Cuando sus manos entran en contacto con un ser humano receptivo, se engendra y se pone en circulación una corriente eléctrica. Debe sentir esa corriente eléctrica correr desde su lado izquierdo hasta el lado derecho de la mujer, y conseguir que obedezca a su voluntad para dirigirla. Si la toca con una sola mano, sentirá reaccionar esa parte del cuerpo de la mujer bajo la influencia de su magnetismo.

Si adquiere el domino de esa corriente, podrá enviarla a las partes del cuerpo o a los centros del ser amado que él desea cambiar, excitar o calmar magnéticamente. Debe perseverar hasta que esto se convierta para él en una certeza.

Se puede practicar la percepción de estas corrientes magnéticas sobre uno mismo para calmar dolores con el contacto de la mano, lave sus manos frótelas y póngalas en alguna área de su cuerpo; déjelas unos minutos a una distancia mínima casi rozando la piel y luego de unos minutos comenzara a sentir la corriente eléctrica y la sensación de frio o calor.

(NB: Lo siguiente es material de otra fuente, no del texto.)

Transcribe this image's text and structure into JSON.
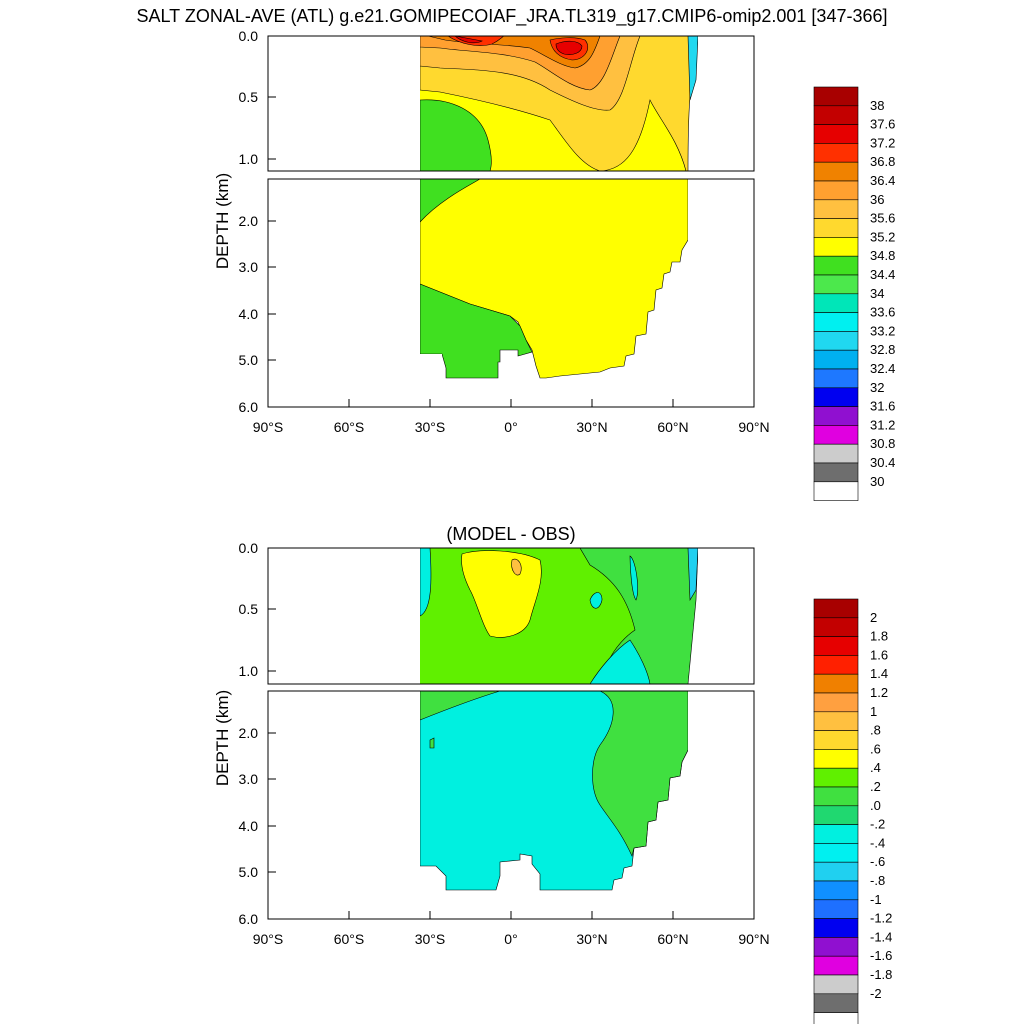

El método Carezza puede perfectamente tener éxito aunque se ignore esto, simplemente porque ese magnetismo natural está presente y la intuición nos guía hacia las acciones correctas; sin embargo, también en este terreno, un saber consciente y la voluntad de dirigir por sí mismo estas fuerzas resulta beneficiosa.

Este contacto magnético ha resultado eficaz para fortificar a los débiles y curar a los enfermos. Comprendemos así cómo y por qué el método Carezza, practicado correctamente, es beneficioso para la salud. Están totalmente excluidos los efectos nefastos.

Hay que aprender a tocar a la amada de tal modo que esa corriente de electricidad vital recorra su cuerpo con un estremecimiento extático, mientras que la libera de su propia energía acumulada. Del mismo modo la mujer engendra fuerzas magnéticas que podrá dejar desbordar en el hombre, satisfaciéndolo tan plenamente que todo sentimiento de pérdida será eliminado y se obtendrá la felicidad. El aflujo y el intercambio de estas energías conducen a un equilibrio total y a un reposo benéfico.

En el experto en el arte de amor, ese magnetismo emana de la punta de los dedos, de las palmas de las manos, irradia por los ojos, surge de su voz y puede trasmitirse a través de cualquier parte del cuerpo del uno o del otro, incluso mediante el aura, de una manera invisible y sin contacto físico.